Real-time situational awareness is vital to securing global cyber systems and helping to protect national security. A global policy is needed which enables companies to collaborate with governments to leverage innovative technology solutions that combine and leverage disparate datasets to expedite the identification of data patterns and indicators which can be used to identify potential cyber-threats. These technologies collect non-personally identifiable network event data, such as traffic volumes associated with or the presence of malware targeting devices worldwide, correlate that information with the event data of others, and mathematically derive patterns of good and bad network indicators. The data derived is correlated and synthesized in real time, similar to a weather forecast that may take the data from multiple satellites to confirm an otherwise hidden situation, such as “rotation” of a system, to indicate the probability of a tornado and offer guidance. This capability in the cyber world enables not only warnings to humans, but real-time warnings at network speed, enabling the network itself to deflect threats, while simultaneously creating decision models for humans to apply to data in a non-automated fashion. For example, routers at ISPs can have dynamic malicious IP addresses on their access control lists, preventing malicious instructions from reaching a target. Meanwhile, the human decision models may visually portray that the malicious activity is in a certain sector, enabling further study or protection by the designated public and private authorities – this is core to running while under attack, the very basis of cyber network resilience.
Late last month, leaders of the House intelligence committee, Mike Rogers and C.A. “Dutch” Ruppersberger, introduced the “Cyber Intelligence Sharing and Protection Act of 2011.” The bill puts forward necessary policy changes and legal protections that will create meaningful improvements in the area of cybersecurity information sharing; particularly the type of human decisional and automated, network-speed information sharing needed to support real-time situational awareness for both man and machine that can block attacks from reaching targets while producing patterns and pictures that enable human action.
The bipartisan approach laid out in the “Cyber Intelligence Sharing and Protection Act of 2011” is both voluntary and non-regulatory. The legislation is designed to incentivize industry participation by:
- Exempting industry from any experiencing any liabilities as a result of sharing information or failing to act on any data they may obtain.

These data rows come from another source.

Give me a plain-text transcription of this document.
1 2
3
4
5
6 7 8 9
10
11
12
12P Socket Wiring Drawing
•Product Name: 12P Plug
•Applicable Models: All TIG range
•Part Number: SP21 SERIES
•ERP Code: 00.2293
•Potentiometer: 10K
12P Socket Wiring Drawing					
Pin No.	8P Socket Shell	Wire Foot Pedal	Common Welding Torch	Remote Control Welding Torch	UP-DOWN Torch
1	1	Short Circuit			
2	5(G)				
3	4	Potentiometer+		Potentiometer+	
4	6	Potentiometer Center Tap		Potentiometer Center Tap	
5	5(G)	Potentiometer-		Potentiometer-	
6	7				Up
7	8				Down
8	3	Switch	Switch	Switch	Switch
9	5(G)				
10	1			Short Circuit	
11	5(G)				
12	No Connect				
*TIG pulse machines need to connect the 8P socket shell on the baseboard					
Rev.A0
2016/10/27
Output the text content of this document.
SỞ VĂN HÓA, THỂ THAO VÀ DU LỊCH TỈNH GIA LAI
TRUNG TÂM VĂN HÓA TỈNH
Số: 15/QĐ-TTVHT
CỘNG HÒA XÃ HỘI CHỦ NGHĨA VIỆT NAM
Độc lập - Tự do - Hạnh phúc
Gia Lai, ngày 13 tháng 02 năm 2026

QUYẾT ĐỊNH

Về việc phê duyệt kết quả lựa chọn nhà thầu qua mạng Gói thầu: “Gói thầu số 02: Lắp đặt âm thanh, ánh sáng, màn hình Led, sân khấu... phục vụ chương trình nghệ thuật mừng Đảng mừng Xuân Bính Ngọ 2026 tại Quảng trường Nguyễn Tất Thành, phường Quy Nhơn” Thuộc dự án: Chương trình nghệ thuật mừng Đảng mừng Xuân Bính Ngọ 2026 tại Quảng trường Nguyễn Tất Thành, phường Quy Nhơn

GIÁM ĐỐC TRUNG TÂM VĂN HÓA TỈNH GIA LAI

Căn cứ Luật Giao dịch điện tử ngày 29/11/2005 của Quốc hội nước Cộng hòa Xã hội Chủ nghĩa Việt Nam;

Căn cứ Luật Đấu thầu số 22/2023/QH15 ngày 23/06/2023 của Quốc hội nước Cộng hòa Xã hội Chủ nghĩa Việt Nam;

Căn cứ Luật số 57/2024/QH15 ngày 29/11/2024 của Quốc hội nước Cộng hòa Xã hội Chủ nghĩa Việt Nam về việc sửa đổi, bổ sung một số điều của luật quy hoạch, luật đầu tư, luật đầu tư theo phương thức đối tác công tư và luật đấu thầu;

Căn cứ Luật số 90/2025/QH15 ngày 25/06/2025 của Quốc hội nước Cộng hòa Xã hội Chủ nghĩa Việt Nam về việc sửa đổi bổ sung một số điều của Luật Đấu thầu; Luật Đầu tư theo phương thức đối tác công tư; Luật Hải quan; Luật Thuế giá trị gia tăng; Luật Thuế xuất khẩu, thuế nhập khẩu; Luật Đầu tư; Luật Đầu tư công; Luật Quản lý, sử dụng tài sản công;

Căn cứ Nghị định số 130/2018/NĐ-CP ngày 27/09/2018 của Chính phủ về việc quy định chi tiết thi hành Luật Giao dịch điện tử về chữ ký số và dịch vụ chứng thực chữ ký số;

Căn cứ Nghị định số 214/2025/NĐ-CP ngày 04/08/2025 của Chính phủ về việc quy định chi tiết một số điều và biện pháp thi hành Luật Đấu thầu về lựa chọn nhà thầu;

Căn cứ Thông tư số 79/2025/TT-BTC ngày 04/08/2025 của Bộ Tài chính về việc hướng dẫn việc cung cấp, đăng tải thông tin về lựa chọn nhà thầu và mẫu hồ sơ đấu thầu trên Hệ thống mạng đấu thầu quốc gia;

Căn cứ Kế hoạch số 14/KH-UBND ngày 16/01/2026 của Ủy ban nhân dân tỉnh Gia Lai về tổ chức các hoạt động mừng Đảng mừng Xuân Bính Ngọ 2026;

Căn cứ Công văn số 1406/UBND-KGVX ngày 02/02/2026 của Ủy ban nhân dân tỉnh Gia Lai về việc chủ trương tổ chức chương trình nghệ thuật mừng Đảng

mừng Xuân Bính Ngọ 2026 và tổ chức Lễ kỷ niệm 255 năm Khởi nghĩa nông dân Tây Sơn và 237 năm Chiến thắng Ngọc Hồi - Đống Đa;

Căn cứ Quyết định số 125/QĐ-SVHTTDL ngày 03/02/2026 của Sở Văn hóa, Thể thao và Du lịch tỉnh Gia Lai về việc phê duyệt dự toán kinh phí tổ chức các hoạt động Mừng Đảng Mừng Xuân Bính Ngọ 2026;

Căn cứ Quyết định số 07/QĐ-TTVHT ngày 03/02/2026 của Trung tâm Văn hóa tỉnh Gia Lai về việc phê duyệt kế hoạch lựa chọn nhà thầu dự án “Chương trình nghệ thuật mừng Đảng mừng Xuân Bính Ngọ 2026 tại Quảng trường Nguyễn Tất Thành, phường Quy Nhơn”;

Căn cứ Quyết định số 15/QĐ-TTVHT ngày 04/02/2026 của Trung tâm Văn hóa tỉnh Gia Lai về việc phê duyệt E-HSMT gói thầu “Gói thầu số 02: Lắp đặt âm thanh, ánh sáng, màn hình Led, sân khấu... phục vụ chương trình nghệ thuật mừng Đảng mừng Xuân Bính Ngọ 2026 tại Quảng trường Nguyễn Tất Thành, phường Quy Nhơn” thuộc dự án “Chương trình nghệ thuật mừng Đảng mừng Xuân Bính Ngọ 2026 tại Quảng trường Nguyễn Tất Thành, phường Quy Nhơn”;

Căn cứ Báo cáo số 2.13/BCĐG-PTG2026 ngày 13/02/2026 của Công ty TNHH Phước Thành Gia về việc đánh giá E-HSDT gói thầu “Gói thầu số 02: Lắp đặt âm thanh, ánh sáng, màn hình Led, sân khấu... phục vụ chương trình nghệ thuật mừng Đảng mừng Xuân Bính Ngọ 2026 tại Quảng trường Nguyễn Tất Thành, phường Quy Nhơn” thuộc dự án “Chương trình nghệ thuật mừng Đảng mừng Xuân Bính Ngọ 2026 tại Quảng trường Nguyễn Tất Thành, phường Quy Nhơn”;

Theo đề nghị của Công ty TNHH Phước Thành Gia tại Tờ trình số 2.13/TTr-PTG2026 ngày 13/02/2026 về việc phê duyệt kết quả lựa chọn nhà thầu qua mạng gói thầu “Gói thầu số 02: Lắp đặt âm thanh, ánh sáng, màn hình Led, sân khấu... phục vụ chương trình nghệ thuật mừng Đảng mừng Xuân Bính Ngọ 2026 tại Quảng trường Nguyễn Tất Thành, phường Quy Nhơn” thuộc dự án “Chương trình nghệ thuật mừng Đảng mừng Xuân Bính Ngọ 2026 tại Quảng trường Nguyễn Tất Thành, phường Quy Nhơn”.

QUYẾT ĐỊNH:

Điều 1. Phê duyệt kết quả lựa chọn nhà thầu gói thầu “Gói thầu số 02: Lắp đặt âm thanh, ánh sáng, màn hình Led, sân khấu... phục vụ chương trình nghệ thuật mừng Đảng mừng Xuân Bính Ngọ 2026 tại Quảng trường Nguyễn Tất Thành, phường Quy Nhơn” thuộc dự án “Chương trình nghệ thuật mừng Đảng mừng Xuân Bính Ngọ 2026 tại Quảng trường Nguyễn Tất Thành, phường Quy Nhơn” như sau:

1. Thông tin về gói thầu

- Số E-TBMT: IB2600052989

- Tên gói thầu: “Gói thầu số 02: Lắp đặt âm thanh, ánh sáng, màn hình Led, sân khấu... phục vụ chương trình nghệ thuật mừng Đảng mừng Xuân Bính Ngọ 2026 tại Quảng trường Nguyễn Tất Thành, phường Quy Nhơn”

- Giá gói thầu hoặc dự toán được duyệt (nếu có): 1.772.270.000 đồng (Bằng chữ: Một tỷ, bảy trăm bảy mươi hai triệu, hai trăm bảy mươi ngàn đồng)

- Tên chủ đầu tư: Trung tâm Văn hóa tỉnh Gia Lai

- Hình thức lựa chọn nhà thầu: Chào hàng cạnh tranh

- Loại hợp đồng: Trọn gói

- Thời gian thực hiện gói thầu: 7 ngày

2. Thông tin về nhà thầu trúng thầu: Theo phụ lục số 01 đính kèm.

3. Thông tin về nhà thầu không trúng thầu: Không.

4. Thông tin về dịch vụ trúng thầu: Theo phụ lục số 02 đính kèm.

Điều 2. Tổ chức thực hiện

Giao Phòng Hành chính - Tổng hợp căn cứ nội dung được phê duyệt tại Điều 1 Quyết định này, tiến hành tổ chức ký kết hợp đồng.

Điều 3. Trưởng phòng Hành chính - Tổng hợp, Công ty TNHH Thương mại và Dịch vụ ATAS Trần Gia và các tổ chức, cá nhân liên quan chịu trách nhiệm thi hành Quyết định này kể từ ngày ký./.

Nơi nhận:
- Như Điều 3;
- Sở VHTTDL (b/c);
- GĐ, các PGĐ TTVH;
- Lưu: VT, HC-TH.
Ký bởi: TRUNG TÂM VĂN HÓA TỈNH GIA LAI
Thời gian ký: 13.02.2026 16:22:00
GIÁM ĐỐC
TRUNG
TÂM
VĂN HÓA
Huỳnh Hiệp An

- Making it easier for companies to obtain threat data from the government by streamlining the clearance process and allowing appropriate industry personnel to be granted the necessary security permissions to access the classified information.
- Making it easier for companies to share information with the government and with other private companies.
McAfee supports the “Cyber Intelligence Sharing and Protection Act of 2011,” and believe that this legislation represents a critical first step in facilitating the human and machine speed sharing of threat and vulnerability information that will help government and private sector entities better protect themselves and their customers. We also commend the committee for adding vital privacy protections into this bill to ensure that enhanced information sharing and a safer cyber experience can be delivered in a way that is consistent with keeping trust with our citizens.